The immediate trouble with that notion was that biology does not make isolated RBDs, and the segment on its own would be too small and unfamiliar to get the immune system’s attention. But Walls and Veesler knew some people who could help them solve that problem. Just up the street from them was the Bell Labs of protein invention, the University of Washington’s Institute for Protein Design (IPD). The institute had learned enough about protein folding to design and build a few hundred very simple, small proteins—unlike any that have ever been found in a living organism—that would fold into consistent shapes with predictable functions.

In 2019 a group in the IPD led by biochemist Neil King had designed two tiny proteins with complementary interfaces that, when mixed together in solution, would snap together and self-assemble into nanoparticles. These balls were about the size of a virus and were completely customizable through a simple change to their genetic code. When the scientists festooned the particles with 20 protein spikes from the respiratory syncytial virus, the second-leading cause of infant mortality worldwide, they triggered an impressive immune response in early tests.
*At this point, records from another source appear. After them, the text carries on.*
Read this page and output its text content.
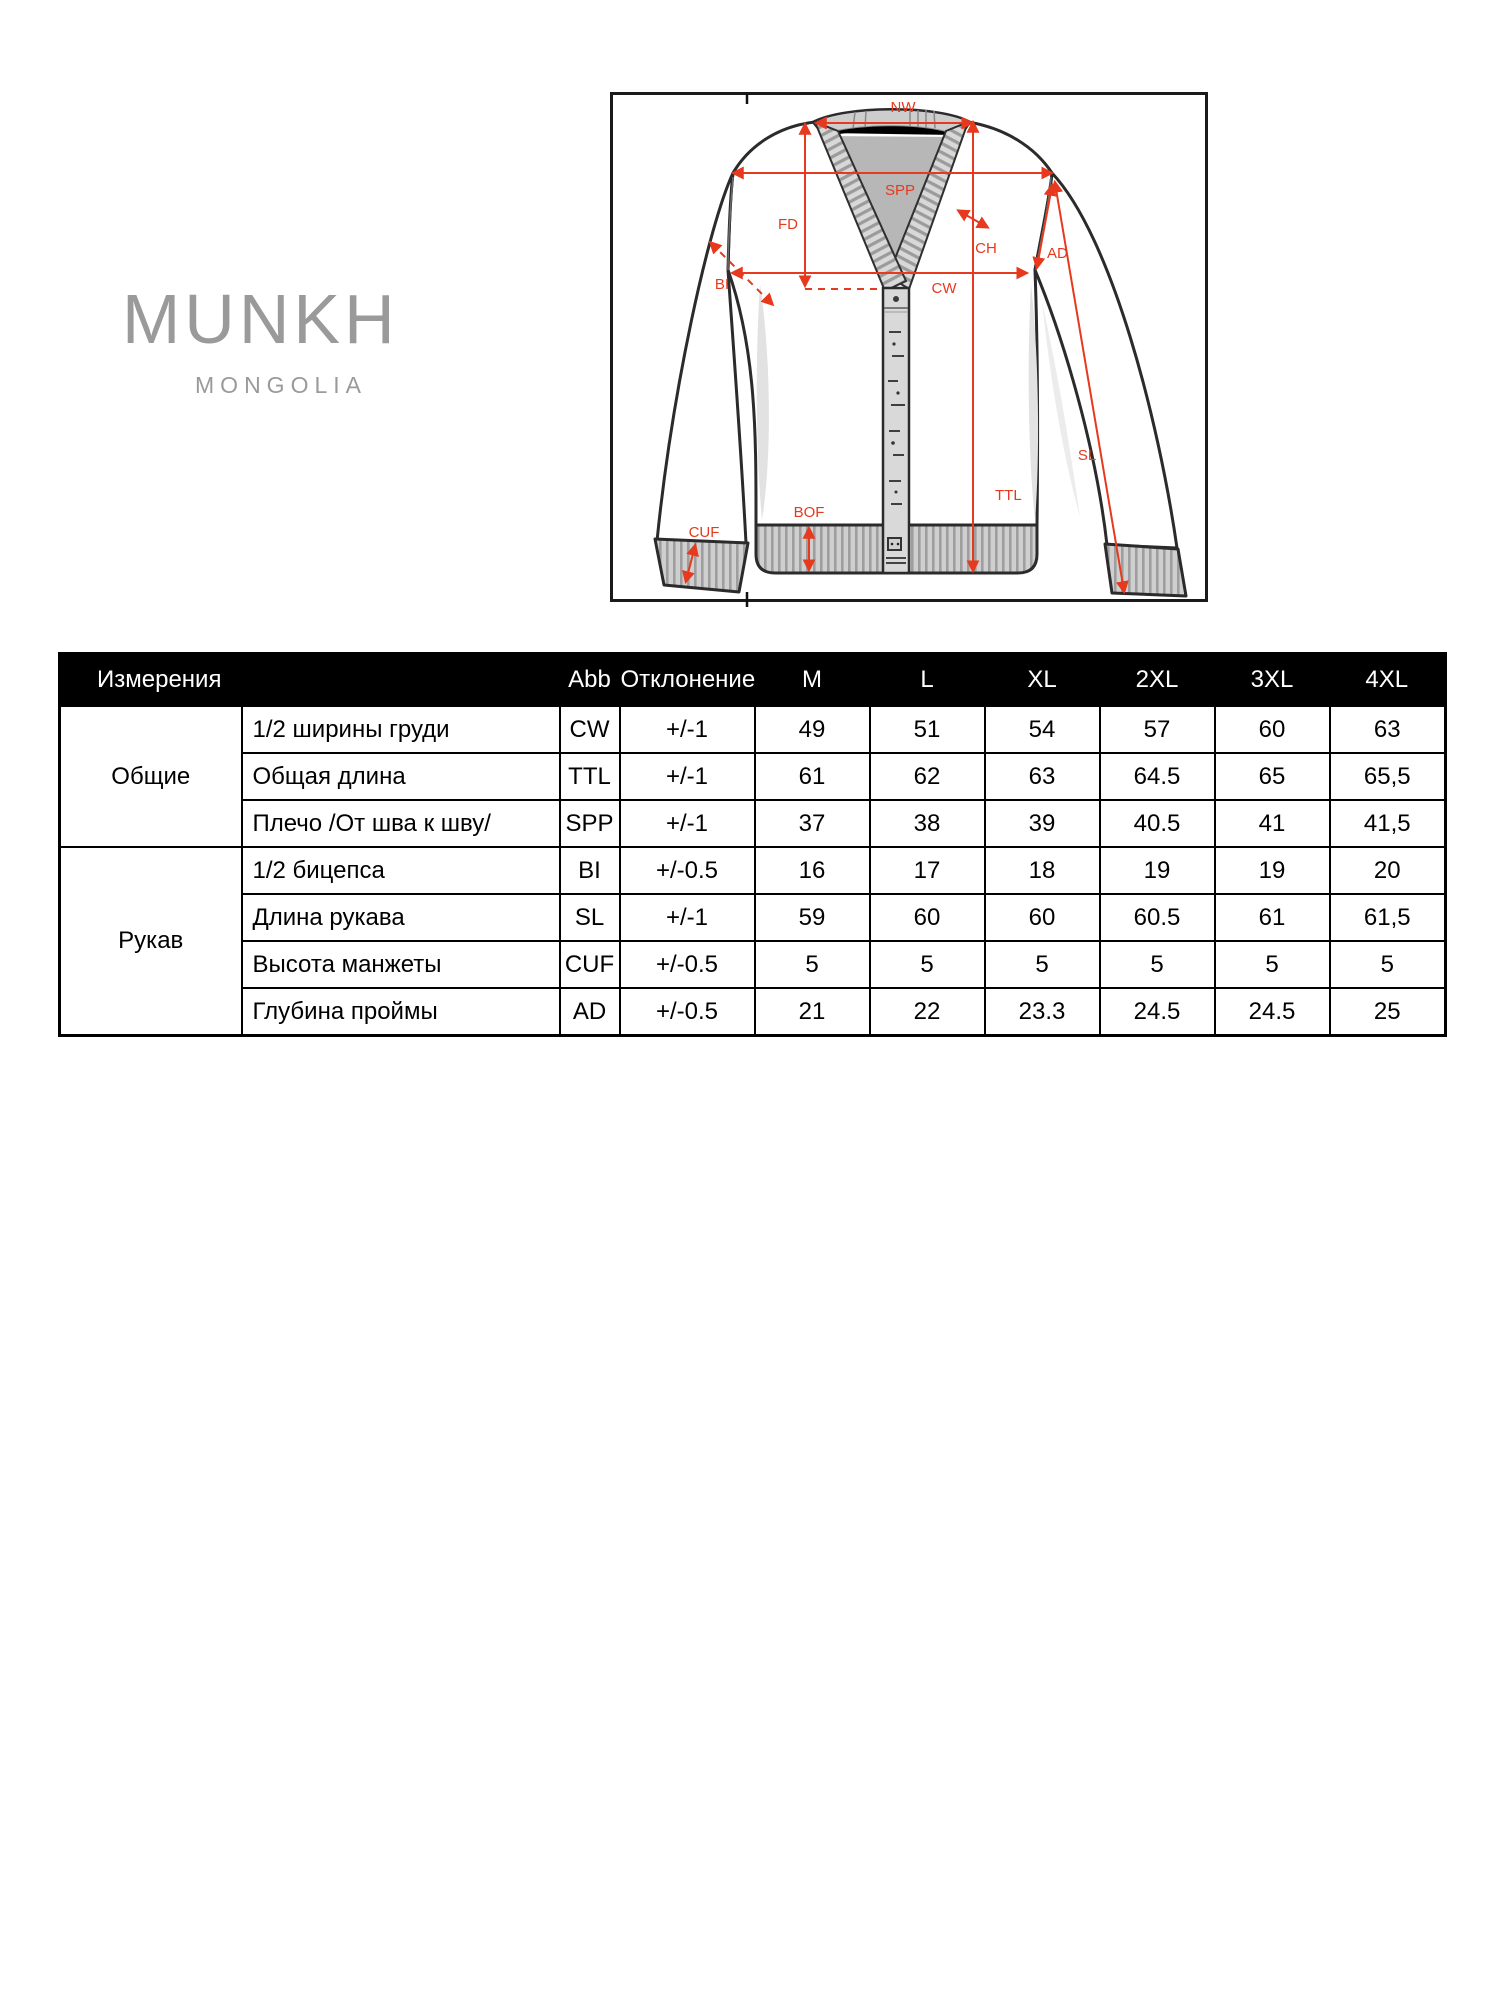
MUNKH
MONGOLIA
NW
SPP
FD
CH
CW
BI
AD
TTL
SL
BOF
CUF
Измерения		Abb	Отклонение	M	L	XL	2XL	3XL	4XL
Общие	1/2 ширины груди	CW	+/-1	49	51	54	57	60	63
	Общая длина	TTL	+/-1	61	62	63	64.5	65	65,5
	Плечо /От шва к шву/	SPP	+/-1	37	38	39	40.5	41	41,5
Рукав	1/2 бицепса	BI	+/-0.5	16	17	18	19	19	20
	Длина рукава	SL	+/-1	59	60	60	60.5	61	61,5
	Высота манжеты	CUF	+/-0.5	5	5	5	5	5	5
	Глубина проймы	AD	+/-0.5	21	22	23.3	24.5	24.5	25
Why not try a similar nanoparticle core for a SARS-CoV-2 vaccine, Walls and Veesler thought, using just the RBD instead of an entire spike? As a bonus, the protein-based nanoparticle would be cheap and fast to produce compared with vaccines that use killed or weakened virus. It would also be stable at room temperature and easy to deliver to people, unlike fragile mRNA vaccines that must be kept in a deep freeze.

Walls reached out to the IPD and collaborated with nanoparticle specialist Brooke Fiala, who worked with King, on a prototype—a nanoparticle sphere displaying 60 copies of the RBD. The scientists also tried something radical: Instead of fusing the RBDs directly to the surface of the nanoparticle, they tethered them with short strings of amino acids, like kites. Giving the RBDs a little bit of play could allow the immune system to get a better look at every angle and produce antibodies that would attack many different spots.